Green industrial strategy must seize the potential of innovators of all sizes

25 April 2024

Industrial strategies – particularly those linked to the net zero opportunity – are rightly back at the top of the agenda for policymakers globally. In the US, the Biden administration last month announced $6 billion for dozens of projects to transform America’s industrial sector through decarbonisation and electrification. Here in the UK, both the government and Labour Party have announced funding pots to boost the country’s clean tech supply chains.

They are right to do so. Investing strategically in carbon capture, utilisation and storage (CCUS) and other clean technologies provides a huge opportunity for the UK to develop a world-leading position and support a range of political goals – from economic growth and export potential to nationwide job creation.

There is real potential for a UK industrial renaissance with the right strategic support for specific low-carbon manufacturing sectors, in conjunction with wider policy reforms. But a number of challenges must be addressed, such as reducing the cost of power for industrial customers, reforming the planning and permitting systems, and investing in skills.
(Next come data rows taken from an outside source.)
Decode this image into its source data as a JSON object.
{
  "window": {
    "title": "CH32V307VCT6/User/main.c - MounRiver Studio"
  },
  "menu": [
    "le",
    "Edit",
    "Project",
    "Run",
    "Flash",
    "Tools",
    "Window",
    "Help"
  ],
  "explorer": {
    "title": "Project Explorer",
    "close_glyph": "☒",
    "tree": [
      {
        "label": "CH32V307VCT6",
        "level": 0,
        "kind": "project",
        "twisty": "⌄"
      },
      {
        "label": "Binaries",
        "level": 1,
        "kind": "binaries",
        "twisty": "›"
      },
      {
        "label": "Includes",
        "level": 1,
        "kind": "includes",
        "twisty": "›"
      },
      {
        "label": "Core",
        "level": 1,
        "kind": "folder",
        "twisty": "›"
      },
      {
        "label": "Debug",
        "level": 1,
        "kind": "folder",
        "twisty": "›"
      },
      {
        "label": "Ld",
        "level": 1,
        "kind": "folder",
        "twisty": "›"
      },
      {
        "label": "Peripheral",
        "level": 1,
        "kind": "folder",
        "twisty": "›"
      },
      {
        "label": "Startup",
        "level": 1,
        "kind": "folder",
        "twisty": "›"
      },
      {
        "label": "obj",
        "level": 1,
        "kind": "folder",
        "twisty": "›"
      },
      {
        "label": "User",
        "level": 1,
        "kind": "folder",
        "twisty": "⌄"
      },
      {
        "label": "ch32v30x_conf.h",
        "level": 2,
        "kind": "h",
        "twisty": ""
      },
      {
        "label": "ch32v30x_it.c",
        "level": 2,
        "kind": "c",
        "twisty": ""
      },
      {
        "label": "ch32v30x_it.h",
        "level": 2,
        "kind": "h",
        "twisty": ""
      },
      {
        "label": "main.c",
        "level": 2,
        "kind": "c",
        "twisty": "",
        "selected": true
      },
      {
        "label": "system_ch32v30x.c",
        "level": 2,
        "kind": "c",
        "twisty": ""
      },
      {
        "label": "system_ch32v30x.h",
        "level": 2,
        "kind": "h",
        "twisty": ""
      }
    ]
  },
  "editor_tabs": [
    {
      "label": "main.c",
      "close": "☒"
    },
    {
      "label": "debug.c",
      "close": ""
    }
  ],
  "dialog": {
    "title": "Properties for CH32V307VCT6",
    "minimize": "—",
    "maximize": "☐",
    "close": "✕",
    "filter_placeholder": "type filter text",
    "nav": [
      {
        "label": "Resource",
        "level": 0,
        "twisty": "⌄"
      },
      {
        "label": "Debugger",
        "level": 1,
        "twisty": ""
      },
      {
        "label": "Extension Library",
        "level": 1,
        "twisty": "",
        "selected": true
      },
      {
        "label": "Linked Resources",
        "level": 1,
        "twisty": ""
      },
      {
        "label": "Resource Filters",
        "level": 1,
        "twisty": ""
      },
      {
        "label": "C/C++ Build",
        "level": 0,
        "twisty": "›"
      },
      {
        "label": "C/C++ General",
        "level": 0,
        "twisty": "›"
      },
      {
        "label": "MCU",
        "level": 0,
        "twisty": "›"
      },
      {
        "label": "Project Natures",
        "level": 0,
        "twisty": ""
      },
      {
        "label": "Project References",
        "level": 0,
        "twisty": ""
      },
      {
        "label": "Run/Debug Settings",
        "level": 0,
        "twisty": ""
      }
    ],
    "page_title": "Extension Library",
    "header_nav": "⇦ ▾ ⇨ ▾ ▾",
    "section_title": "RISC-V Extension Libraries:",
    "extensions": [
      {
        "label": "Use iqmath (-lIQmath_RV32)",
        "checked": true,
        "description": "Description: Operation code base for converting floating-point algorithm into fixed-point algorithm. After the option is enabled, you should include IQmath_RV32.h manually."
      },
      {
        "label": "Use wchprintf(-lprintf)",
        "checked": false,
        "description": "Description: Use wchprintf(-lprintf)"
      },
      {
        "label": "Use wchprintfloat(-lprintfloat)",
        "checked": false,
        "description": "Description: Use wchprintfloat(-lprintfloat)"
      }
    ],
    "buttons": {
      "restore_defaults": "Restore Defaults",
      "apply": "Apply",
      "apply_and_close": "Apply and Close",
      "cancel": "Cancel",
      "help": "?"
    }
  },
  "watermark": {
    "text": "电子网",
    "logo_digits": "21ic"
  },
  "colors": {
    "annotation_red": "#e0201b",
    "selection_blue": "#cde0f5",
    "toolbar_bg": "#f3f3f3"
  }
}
To fully realise these opportunities, it’s vital that businesses of all sizes are able to benefit. The target sectors for the government’s Green Industries Growth Accelerator (GIGA) are all highly innovative. GIGA prioritises CCUS, hydrogen and grid technologies – industrial sectors that benefit from a large number of small, fast-growing, R&D-intensive businesses. These companies typically drive the deep technological change needed to meet the decarbonisation challenge, as well as secure opportunities that will benefit the wider economy – if stimulated by favourable government policy.

A historically inconsistent policy environment for CCUS has held back its full commercialisation, in turn stymying the growth potential of the UK’s expanding clean energy start-up sector.

Given the urgent need to decarbonise our most carbon-intensive industries, and the policy incentives governments around the world are putting in place, now is the time to support the country’s leading innovators so they can reach their full potential.

The government’s GIGA programme and Labour’s National Wealth Fund both provide the opportunity to boost UK supply chains. But the detail of how these funding pots are designed is crucial to attract much-needed private investment during a period of fiscal restraint. Both approaches would benefit from three key elements:

First and foremost is flexibility – both in the nature and location of the facilities supported. GIGA funding should cover new-build manufacturing sites, the repurposing of defunct sites and the expansion of existing operational facilities. Flexibility regarding the types of funding is also important, with grants available for operational support as well as for capital investment.

Second, programmes should be competitive but not competitions. Formal competitions can be slow, costly and resource-intensive processes, with no certainty of success. This can be a major disincentive, particularly for smaller businesses. Approaches that clearly stipulate acceptance criteria, such as the 45Q tax credit in the US, will help more projects come forward at speed.

Finally, eligibility criteria should be designed to support the growth of innovators driving deep technological change, whether this is in carbon capture, hydrogen, nuclear fusion or floating wind. Our country has incredible expertise across a range of clean technologies, and I believe GIGA – or similar strategic funding pots – would have the greatest impact by supporting these small and medium enterprises (SMEs) to expand their R&D, supply chains and production in the UK. Globally recognised production facilities and associated R&D hubs for a range of climate solutions could then be established nationwide.

Through R&D collaboration, often with local educational institutions, the development of UK clean energy and decarbonisation hubs will generate tailwinds for smaller businesses, boost local economies and ultimately lead to greater innovation.

It's right that politicians are developing industrial strategies with net zero technologies at the centre. While the associated funding pots are welcome, the devil will be in the detail as to how they are allocated. Getting this right – not just now, but for the next 10 years – means backing innovators of all sizes.

That’s why I’m calling for a flexible, competitive and collaborative green industrial strategy to seize the potential of the UK’s clean tech entrepreneurs.